We will then combine these results across levels into a single wide dataframe:

program_name	batch_level_1_pearsonr_stat	batch_level_1_pearsonr_pval	batch_level_1_pearsonr_adj_pval	batch_level_1_log2FC	batch_level_2_pearsonr_stat	batch_level_2_pearsonr_pval	batch_level_2_pearsonr_adj_pval	batch_level_2_log2FC
0	0.82	0.004	0.012	1.4	0.75	0.008	0.02	1.3
1	0.65	0.03	0.09	0.7	0.58	0.035	0.12	0.8
2	0.90	0.002	0.006	1.9	0.81	0.005	0.01	1.7

We will then save this as a txt file for each categorical_key in the config with the following file name: {prog_key}_{categorical_key}_association_results.txt

prog_key comes from the config
categorical_key comes from the config
must end in association_results.txt suffix
Example: cNMF_batch_association_results.txt

Dashapp side

The dashapp will parse the output directory for all files with this suffix and will parse the appropriate categorical_key (which it can match to the eval config it is also passed in)
It will then plot a level x program by heatmap of the correlations (update to plotly)
It will also compute an aggregate statistic across levels (e.g. max) and generate a plot that shows the distribution of the statistic (without pval for now*)

This is due to the inflation of pvals seen when running a test on this statistic.
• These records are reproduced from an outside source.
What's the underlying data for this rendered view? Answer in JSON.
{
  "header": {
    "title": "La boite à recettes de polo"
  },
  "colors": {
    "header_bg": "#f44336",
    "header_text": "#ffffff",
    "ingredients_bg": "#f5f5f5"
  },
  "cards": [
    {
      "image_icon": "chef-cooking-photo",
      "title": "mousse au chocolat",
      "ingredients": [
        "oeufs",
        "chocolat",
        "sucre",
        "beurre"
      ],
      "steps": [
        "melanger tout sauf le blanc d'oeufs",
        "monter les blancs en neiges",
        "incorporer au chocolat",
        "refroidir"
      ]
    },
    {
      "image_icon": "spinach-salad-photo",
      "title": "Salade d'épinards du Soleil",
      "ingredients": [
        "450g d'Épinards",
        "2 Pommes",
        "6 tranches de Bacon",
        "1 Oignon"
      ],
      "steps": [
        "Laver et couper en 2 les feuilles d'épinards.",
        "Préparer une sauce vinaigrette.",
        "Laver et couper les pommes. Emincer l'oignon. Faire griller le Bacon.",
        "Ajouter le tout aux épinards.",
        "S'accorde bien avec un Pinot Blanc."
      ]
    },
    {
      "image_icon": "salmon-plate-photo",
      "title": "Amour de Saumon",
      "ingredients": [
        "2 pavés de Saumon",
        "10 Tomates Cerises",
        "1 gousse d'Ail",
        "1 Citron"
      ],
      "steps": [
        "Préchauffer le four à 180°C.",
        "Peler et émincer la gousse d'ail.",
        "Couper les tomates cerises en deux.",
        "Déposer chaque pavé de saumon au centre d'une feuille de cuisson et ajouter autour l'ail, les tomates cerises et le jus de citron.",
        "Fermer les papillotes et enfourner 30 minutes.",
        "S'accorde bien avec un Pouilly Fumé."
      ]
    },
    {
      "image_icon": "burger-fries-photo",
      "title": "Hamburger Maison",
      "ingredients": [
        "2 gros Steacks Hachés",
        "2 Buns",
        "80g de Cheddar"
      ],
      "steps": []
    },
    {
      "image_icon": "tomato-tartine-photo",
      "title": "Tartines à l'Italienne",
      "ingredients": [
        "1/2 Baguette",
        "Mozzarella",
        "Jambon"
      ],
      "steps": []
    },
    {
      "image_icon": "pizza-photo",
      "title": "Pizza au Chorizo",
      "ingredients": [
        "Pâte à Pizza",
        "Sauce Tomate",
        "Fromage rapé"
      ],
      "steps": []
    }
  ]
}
Also gaven't fully decided on whether to rank-order this or not.

adamklie · 2024-09-11T22:59:32Z

I came up with a really hacky solution to this. I really couldn't figure out an easy way to implement this as an option with the current codebase. Basically, it looks for the combination of using test="pearsonr" and mode=one_vs_all and runs a separate set of code for that one case.

Obviously this won't do for the future, but it was the only way I could manage to get it to work while still preserving most of the old functionality.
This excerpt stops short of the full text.